Belle Lumière
- Full name: Football Club Belle Lumière de Djoiezi
- Founded: 2001; 24 years ago
- Ground: Stade de Djoiezi, Djoiezi, Comoros
- Capacity: 1,500
- League: Comoros Premier League
- 2022–23: Comoros Premier League, 6th

= FC Belle Lumière =

Football club based in Djoiezi, Comoros

Football Club Belle Lumière de Djoiezi is a football club from the Comoros based in Djoiezi.

==History==

=== Founding ===
It was founded in the year 2001 in the city of Djoiezi on the island of Moheli and has qualified for the national phase on several occasions. The first time was in 2003, although there is no certainty about who the national champion was that year.

=== Cups ===
In 2017, they were the national runners-up.

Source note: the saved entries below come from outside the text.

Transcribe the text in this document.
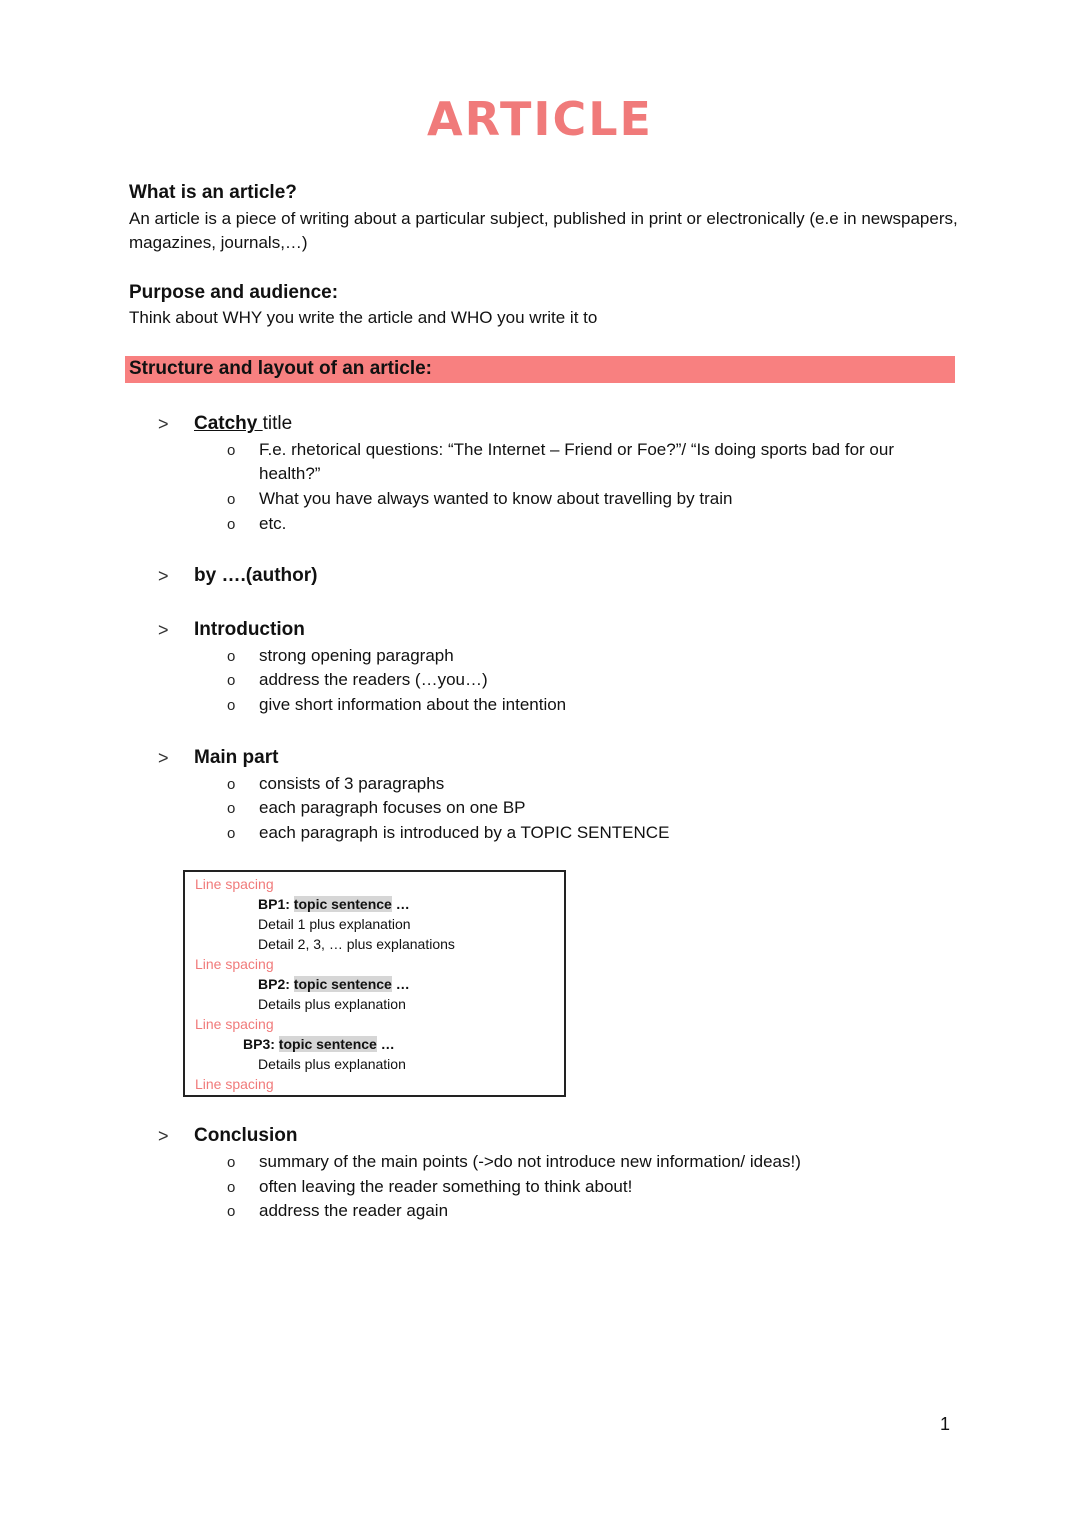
ARTICLE
What is an article?
An article is a piece of writing about a particular subject, published in print or electronically (e.e in newspapers, magazines, journals,…)
Purpose and audience:
Think about WHY you write the article and WHO you write it to
Structure and layout of an article:
> Catchy title
o F.e. rhetorical questions: “The Internet – Friend or Foe?”/ “Is doing sports bad for our health?”
o What you have always wanted to know about travelling by train
o etc.
> by ….(author)
> Introduction
o strong opening paragraph
o address the readers (…you…)
o give short information about the intention
> Main part
o consists of 3 paragraphs
o each paragraph focuses on one BP
o each paragraph is introduced by a TOPIC SENTENCE
Line spacing
BP1: topic sentence …
Detail 1 plus explanation
Detail 2, 3, … plus explanations
Line spacing
BP2: topic sentence …
Details plus explanation
Line spacing
BP3: topic sentence …
Details plus explanation
Line spacing
> Conclusion
o summary of the main points (->do not introduce new information/ ideas!)
o often leaving the reader something to think about!
o address the reader again
1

They reached the final of the Comoros Cup for the first time in the 2023 season, where they lost to Djabal 2–4 in a penalty shootout after the match ended 0-0.

Since Djabal Club had qualified for the 2023-24 CAF Champions League as the national champion, FC Belle Lumière secured qualification for the 2023-24 CAF Confederation Cup, which they exited in the first round when they were supposed to face Ferroviário de Maputo from Mozambique.